Berlin-Russia-United States. What does this triangle sound like? Exactly: like the Cold War, with its two major players in the most symbolic setting during their confrontation over hegemony. And what is the great precedent in the world of fiction? John Le Carre and his mythical George Smiley, in eternal conflict with his Soviet nemesis Karla.

It’s not a coincidence. The “Homeland” screenwriters can’t convincingly deny this source of inspiration; many decades later, their nods to Le Carre are pretty obvious. And that makes this a perfect moment to recall two excellent BBC series starring Sir Alec Guinness: “Tinker, Tailor, Soldier, Spy,” and “Smiley’s People.”

The reunified Berlin of today provides a very plausible setting for what is now known as the “new Cold War.” It’s just how the city was when it was cut in half by the Berlin Wall, with the exchanges of agents at Checkpoint Charlie or on the Glienicke Bridge — but with one difference. Now that the Soviet bloc is broken up and communism is defeated, the clash is no longer strictly about ideology; it is now also about economic and geostrategic interests.
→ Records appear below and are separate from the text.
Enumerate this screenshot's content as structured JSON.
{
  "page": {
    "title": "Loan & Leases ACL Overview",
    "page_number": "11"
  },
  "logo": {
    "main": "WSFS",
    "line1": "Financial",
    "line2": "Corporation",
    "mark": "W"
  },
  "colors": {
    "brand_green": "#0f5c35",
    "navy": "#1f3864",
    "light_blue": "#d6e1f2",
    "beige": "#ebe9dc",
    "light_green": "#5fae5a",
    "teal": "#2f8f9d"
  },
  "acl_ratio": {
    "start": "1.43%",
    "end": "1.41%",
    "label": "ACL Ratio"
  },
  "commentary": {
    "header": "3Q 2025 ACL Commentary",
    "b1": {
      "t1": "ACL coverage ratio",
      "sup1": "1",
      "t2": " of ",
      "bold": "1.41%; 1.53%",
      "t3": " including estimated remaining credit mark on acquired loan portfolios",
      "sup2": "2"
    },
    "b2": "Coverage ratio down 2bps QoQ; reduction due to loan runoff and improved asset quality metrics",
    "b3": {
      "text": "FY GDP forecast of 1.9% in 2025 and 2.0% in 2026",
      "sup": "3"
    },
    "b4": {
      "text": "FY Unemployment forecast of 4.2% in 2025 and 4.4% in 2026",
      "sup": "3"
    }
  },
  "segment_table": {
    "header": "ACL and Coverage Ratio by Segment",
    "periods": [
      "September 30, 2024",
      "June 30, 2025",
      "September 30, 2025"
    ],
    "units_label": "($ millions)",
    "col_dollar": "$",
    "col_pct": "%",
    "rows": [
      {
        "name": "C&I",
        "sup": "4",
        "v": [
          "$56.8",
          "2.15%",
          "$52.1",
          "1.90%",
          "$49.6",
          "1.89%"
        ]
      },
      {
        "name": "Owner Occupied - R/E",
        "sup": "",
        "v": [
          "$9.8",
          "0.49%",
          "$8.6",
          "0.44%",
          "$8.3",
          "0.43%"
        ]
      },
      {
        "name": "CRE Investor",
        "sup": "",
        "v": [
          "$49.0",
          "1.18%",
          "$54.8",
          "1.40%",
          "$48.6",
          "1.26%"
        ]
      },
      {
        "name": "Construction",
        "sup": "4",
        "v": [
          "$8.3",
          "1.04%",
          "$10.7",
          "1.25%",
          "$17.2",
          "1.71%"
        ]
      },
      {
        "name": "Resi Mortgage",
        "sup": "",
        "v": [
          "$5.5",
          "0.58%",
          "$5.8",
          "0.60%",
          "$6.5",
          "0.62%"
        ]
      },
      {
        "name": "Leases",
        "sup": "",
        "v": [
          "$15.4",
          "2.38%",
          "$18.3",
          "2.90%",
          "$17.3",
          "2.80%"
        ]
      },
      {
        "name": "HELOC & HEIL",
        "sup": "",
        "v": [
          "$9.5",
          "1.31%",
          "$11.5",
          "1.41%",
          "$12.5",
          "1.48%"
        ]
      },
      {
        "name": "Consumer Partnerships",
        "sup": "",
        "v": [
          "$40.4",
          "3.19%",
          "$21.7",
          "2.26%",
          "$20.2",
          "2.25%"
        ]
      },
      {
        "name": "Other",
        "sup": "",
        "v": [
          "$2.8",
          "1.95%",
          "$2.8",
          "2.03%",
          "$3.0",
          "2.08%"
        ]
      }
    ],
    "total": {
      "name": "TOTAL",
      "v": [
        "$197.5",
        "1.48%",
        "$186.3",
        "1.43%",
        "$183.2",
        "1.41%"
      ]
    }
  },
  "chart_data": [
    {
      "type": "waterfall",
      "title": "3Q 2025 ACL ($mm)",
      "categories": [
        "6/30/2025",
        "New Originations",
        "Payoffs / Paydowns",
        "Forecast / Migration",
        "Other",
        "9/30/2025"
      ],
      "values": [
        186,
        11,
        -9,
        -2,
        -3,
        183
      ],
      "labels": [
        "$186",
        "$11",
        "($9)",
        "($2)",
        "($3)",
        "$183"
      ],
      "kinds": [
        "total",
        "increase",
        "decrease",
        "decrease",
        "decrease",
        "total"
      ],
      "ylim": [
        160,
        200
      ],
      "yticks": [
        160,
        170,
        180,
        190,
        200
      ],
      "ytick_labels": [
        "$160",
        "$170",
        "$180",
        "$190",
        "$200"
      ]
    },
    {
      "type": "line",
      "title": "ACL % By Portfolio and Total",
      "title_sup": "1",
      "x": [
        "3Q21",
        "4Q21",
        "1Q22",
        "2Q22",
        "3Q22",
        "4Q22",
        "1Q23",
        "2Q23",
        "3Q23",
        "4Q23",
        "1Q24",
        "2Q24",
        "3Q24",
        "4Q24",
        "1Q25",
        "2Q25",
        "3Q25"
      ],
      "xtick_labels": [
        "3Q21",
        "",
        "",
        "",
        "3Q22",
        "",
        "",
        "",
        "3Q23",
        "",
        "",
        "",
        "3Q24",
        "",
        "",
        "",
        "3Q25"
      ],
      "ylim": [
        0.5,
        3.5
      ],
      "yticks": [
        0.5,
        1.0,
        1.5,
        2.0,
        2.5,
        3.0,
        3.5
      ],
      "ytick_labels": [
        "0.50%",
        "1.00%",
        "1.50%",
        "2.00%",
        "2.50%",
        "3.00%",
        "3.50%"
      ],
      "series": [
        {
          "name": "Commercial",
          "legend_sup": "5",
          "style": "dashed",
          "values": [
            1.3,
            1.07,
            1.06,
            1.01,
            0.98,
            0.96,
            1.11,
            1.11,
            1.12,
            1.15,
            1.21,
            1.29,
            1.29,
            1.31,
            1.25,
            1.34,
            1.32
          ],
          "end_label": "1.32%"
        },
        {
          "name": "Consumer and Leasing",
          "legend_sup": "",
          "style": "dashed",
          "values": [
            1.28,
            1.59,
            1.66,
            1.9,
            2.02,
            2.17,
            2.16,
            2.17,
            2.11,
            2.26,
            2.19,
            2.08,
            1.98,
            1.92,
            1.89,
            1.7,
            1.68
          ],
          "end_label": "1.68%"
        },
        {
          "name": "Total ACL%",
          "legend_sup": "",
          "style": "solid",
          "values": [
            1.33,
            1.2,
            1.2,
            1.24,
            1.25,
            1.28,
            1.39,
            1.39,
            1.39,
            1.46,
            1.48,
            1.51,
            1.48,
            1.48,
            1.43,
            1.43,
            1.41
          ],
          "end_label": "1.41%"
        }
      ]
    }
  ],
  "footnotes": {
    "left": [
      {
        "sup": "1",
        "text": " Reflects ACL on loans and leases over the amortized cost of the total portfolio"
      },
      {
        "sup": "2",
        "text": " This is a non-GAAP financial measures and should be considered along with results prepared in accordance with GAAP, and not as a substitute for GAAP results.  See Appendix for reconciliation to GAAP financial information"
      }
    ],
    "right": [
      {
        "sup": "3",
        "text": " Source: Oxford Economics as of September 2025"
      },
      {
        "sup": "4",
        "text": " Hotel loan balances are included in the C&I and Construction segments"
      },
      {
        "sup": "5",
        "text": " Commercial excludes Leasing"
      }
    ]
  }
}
But in the final analysis, even technological advances haven’t changed the old rules of espionage all that much. To guarantee success, the fifth season of “Homeland” even throws in that old plot device that works so well in every self-respecting spy movie or novel: the mole, the double agent who undermines the foundations of the system and is capable, on his own, of tearing down the work of years and years of patient clandestine labor.

In terms of the cast, Claire Danes is a good actress and delivers an outstanding performance. She holds up pretty well in comparison to Guinness, but she transmits too much electricity. She fits in with the general tone of “Homeland,” which has to work for audiences brought up on a more frenetic film aesthetic. However, this modern aesthetic has nothing to do with the apparent coolness and self-control that Guinness brought to his portrayal of Smiley, a self-restraint that transformed into internal tension.

In the final outcome, is it even possible to imagine a series designed to promote the greater glory of the CIA that, despite its calculated ambiguity, doesn’t turn out this way? Is there any doubt here about who is the hero, and who the villain?